I am using mgcv to fit GAMs with random effects, e.g.:

gam_fit <- gam(y ~ s(age) + s(region, bs='re'), 
               data = my_data, 
               method = 'REML')

See Gavin Simpson's excellent post about using random effects in GAMs with mgcv.

Two questions:

  1. How to extract estimates of the random effects ? I found extract_ranef() in a separate package, but maybe mgcv has its own method ?
  2. In plot(gam_fit), what is being plotted in the effects vs Gaussian quantiles plot ? How should these plots be used ?
Shira
  • 119
  • 5

1 Answers1

0

How to extract estimates of the random effects ? I found extract_ranef() in a separate package, but maybe mgcv has its own method ?

You can use coef(gam_fit), but this will also include the coefficients for the spline basis of s(age).
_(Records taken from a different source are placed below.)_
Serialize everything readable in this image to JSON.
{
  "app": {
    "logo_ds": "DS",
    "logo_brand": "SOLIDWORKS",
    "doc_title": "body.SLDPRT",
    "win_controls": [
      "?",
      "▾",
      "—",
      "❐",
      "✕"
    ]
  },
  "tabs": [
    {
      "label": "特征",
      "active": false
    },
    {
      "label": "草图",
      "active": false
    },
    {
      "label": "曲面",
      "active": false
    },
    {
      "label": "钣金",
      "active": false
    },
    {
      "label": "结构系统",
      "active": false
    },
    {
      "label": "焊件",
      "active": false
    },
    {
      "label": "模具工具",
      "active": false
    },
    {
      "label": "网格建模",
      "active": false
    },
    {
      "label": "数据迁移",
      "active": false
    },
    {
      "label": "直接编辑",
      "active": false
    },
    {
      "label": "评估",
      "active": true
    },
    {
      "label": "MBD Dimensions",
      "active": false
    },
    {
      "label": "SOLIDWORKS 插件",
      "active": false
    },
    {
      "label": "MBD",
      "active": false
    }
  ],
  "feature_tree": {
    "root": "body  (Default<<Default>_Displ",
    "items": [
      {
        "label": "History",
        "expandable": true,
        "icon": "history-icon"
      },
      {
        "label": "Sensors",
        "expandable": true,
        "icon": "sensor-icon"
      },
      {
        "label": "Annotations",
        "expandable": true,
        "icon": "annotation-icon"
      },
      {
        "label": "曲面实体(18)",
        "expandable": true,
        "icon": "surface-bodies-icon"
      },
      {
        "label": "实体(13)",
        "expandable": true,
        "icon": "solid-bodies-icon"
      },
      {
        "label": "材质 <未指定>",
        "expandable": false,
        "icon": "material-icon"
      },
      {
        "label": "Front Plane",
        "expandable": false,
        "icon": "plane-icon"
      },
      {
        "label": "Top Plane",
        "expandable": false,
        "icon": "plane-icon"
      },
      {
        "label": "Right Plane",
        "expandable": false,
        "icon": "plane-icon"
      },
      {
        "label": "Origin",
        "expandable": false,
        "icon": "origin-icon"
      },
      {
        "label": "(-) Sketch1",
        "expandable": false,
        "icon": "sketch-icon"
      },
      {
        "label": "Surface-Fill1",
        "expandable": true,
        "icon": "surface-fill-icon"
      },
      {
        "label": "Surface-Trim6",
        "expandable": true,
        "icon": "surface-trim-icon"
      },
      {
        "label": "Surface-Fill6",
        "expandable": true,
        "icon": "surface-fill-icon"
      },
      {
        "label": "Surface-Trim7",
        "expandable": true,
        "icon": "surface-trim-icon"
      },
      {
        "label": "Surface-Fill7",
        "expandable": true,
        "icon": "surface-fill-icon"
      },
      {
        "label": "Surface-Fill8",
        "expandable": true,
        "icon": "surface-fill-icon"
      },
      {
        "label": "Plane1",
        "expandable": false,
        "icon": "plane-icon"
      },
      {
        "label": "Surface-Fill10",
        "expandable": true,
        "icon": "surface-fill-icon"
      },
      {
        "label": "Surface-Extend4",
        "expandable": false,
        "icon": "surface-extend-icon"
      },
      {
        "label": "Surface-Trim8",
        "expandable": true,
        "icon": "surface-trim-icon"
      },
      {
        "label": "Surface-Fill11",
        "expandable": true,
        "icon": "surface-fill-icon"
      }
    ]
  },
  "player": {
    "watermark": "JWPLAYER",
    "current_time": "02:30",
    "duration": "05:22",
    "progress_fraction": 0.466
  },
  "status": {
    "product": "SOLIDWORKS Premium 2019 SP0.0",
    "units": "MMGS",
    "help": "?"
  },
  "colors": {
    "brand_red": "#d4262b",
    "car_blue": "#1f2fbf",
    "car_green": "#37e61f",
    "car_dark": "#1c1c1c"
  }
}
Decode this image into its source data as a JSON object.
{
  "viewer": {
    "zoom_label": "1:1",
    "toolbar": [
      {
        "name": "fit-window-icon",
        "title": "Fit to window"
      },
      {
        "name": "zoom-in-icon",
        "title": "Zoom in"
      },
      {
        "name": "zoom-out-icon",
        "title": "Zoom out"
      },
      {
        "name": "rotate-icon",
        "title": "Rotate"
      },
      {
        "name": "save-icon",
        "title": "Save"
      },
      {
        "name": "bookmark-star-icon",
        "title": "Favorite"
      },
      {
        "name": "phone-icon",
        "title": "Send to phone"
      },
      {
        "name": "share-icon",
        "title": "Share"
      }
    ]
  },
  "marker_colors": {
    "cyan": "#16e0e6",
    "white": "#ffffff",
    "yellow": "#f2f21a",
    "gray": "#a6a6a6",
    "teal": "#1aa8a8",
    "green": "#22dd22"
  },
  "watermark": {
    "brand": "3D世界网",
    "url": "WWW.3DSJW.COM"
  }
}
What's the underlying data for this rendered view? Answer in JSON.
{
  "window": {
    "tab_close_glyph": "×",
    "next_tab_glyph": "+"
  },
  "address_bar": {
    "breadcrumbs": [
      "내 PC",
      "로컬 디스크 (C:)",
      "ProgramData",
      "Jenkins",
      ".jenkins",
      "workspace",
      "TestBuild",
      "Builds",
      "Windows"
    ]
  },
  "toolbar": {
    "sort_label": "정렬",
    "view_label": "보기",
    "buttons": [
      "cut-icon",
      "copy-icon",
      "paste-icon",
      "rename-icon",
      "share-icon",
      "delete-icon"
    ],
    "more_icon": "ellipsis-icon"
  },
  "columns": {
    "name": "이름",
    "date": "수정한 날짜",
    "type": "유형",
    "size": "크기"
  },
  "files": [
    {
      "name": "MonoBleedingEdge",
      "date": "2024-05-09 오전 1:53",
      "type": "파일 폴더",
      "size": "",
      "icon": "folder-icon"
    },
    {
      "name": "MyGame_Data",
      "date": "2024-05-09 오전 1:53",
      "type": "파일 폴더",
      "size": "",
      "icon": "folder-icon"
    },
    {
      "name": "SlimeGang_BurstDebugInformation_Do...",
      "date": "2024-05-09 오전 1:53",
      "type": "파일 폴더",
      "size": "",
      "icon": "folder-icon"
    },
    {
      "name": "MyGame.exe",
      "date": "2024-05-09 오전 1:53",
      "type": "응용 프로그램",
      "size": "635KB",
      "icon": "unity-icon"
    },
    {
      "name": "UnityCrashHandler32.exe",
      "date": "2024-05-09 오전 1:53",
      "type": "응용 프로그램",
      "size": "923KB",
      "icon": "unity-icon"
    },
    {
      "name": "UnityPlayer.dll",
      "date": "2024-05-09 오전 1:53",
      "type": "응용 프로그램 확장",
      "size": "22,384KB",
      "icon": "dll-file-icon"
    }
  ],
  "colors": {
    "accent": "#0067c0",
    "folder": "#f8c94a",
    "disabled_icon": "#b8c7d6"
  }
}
So to recover only those, I would use:

coefs <- coef(gam_fit)
coefs[grep("s(region)", names(coefs), fixed=TRUE)]

In plot(gam_fit), what is being plotted in the effects vs Gaussian quantiles plot? How should these plots be used?

On the x-axis, it shows the gaussian quantiles; these reflect the values of a standard normally distributed variable. On the y-axis, it shows the predicted values of the random intercept. For mixed-effects models, these are assumed to follow a normal distribution. Thus, any deviation of the points from the straight line indicate a deviation from what would be expected for a normal distribution. If points on the left-most part of the x-axis go below the straight line, this indicates that some predicted random intercepts have lower values than would be expected for a normal distribution. If points on the right-most part of the x-axis go below the straight line, this indicates some predicted random intercepts have higher values than what would be expected for a normal distribution. If you observe both (or both go above and below the straight line, respectively) this indicates that the kurtosis or thickness of the tail(s) is different than for a normal distribution. I'd expect that such deviations would mostly affect inference and predictive accuracy only to a much lesser extent.